« Dieu ! que ces enfants sont insupportables !… »
Thérèse se leva et prit des mains de son fils l’objet en litige — une statuette d’ivoire finement travaillée, sorte d’ange bouddhique, les ailes au dos et foulant aux pieds un serpent.
« Regardez, dis-je, comme c’est curieux, cette influence chrétienne… »
François, quelques jours auparavant, m’avait fait comprendre les causes d’une similitude au premier abord inexplicable… Mais déjà Thérèse reprenait son expression absente.
« Oh ! vous savez, moi, l’art hindou… je n’y connais rien… »
Un peu dépitée, je parlai d’autre chose. Et tout de suite elle redevint affectueuse et gaie. Quand elle partit, après une heure de causerie amicale, agrémentée de quelques gronderies, caresses — et autres préoccupations maternelles, — j’avais presque oublié le début de sa visite.
Pourtant, dès que, restée seule, je voulus me remettre au travail, je me sentis gênée, vaguement malheureuse, comme si Thérèse eût laissé après elle une odeur de blâme. La petite idole d’ivoire me regardait de ses yeux fixes.

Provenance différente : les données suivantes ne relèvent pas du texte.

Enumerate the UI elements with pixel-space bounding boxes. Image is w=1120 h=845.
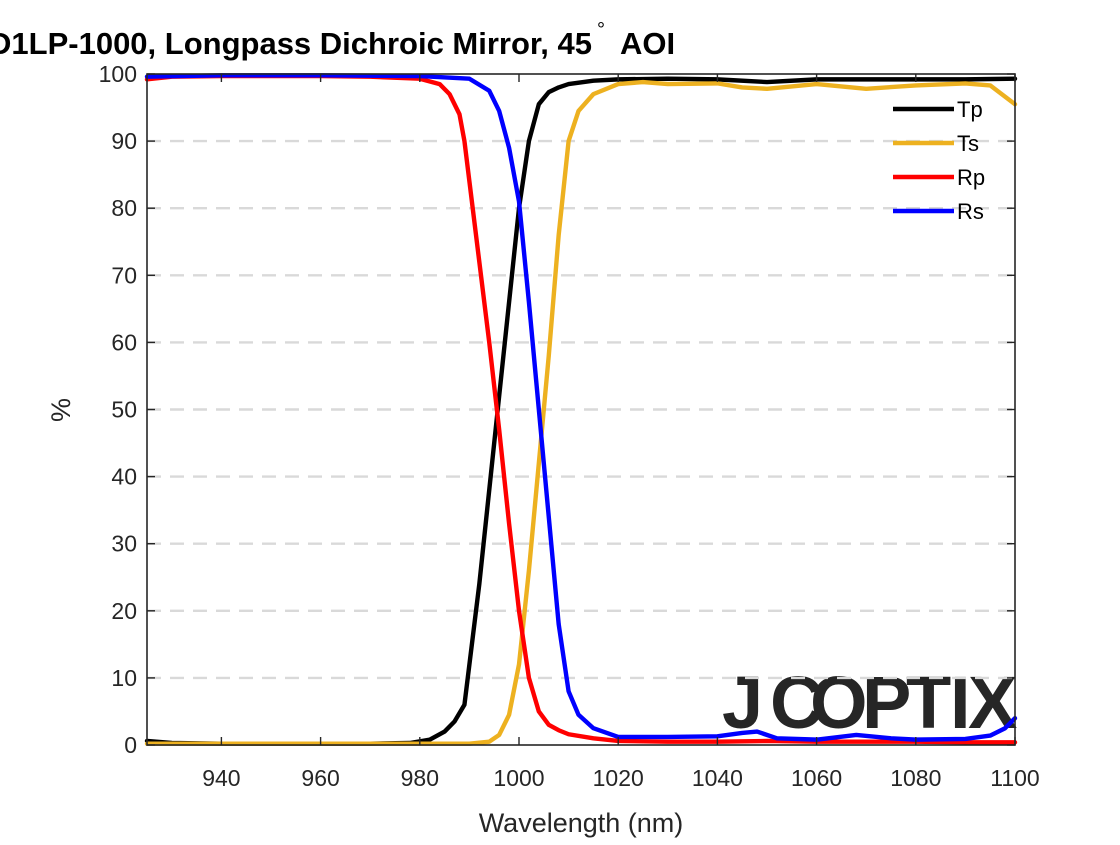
legend-label-ts: Ts <box>957 131 979 156</box>
y-axis: 0 10 20 30 40 50 60 70 80 90 100 <box>99 61 1015 758</box>
x-tick-label: 1100 <box>990 765 1039 791</box>
y-tick-label: 60 <box>111 329 137 355</box>
y-tick-label: 70 <box>111 262 137 288</box>
y-axis-label: % <box>46 398 76 422</box>
legend-label-rs: Rs <box>957 199 984 224</box>
x-tick-label: 1040 <box>692 765 743 791</box>
series-line-rs <box>144 73 1018 742</box>
chart-title: OFD1LP-1000, Longpass Dichroic Mirror, 4… <box>0 26 592 61</box>
grid <box>147 139 1015 680</box>
watermark-letter: P <box>862 661 909 744</box>
watermark-letter: C <box>770 661 822 744</box>
y-tick-label: 40 <box>111 464 137 490</box>
legend: Tp Ts Rp Rs <box>893 97 985 224</box>
watermark-letter: I <box>950 661 969 744</box>
x-tick-label: 980 <box>401 765 439 791</box>
y-tick-label: 50 <box>111 397 137 423</box>
x-tick-label: 1020 <box>593 765 644 791</box>
legend-label-tp: Tp <box>957 97 983 122</box>
x-axis: 940 960 980 1000 1020 1040 1060 1080 1100 <box>202 74 1040 791</box>
legend-label-rp: Rp <box>957 165 985 190</box>
watermark-letter: T <box>906 661 951 744</box>
y-tick-label: 10 <box>111 665 137 691</box>
x-tick-label: 1000 <box>493 765 544 791</box>
y-tick-label: 30 <box>111 531 137 557</box>
x-tick-label: 960 <box>301 765 339 791</box>
x-tick-label: 940 <box>202 765 240 791</box>
chart-title-suffix: AOI <box>620 26 675 61</box>
x-tick-label: 1060 <box>791 765 842 791</box>
series-line-tp <box>144 76 1018 746</box>
series-group <box>144 73 1018 746</box>
series-line-ts <box>144 79 1018 746</box>
y-tick-label: 0 <box>124 732 137 758</box>
y-tick-label: 20 <box>111 598 137 624</box>
x-tick-label: 1080 <box>890 765 941 791</box>
x-axis-label: Wavelength (nm) <box>479 808 684 838</box>
chart-title-degree: ° <box>597 19 605 41</box>
watermark-letter: X <box>968 661 1017 744</box>
y-tick-label: 80 <box>111 195 137 221</box>
y-tick-label: 90 <box>111 128 137 154</box>
y-tick-label: 100 <box>99 61 137 87</box>
watermark-letter: O <box>810 661 866 744</box>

Je fermai mon cahier et, le menton sur mes mains, je me plongeai dans des réflexions moroses. « Thérèse est absurde… elle voudrait que tous les ménages fussent pareils au sien… Parce qu’elle travaille avec son mari, pour son mari, aux mêmes choses que son mari, elle ne conçoit pas qu’une autre femme puisse comprendre la vie différemment… C’est comme tante Lydie, qui me conseille maintenant de lire les articles économiques de la Revue des Deux-Mondes… Philippe n’en demande pas tant, lui… ce bon Philippe ! Il est content, je ne m’ennuie plus… nous nous occupons chacun de notre côté… Pourquoi donc les autres veulent-ils nous empêcher de vivre à notre guise ?… »
J’eus un geste d’impatience, et, rouvrant livre et dictionnaire, je repris où je l’avais laissée la description du temple d’Ellorah…
Avant la date fixée, ma traduction était finie, parachevée, prête pour l’impression. Je la remis à François le dernier mercredi d’avril, après notre dîner de famille. Nous étions tous réunis, y compris papa et tante Lydie elle-même qu’un ascenseur nouvellement installé avait hissé jusqu’à notre cinquième. Quoiqu’elle eût semblé, au début, plutôt hostile à ma grande entreprise, elle me félicita gentiment de l’avoir menée à bien. Papa, qui me savait paresseuse et qui s’était montré sceptique, ne cachait pas son étonnement. Quant à Philippe, il m’admirait, comme toujours, sans réserve.
« Elle a lestement enlevé ça, hein ?… Et quelle persévérance ! Je l’ai vue, moi, je l’ai vue à l’ouvrage… » répétait-il avec fierté.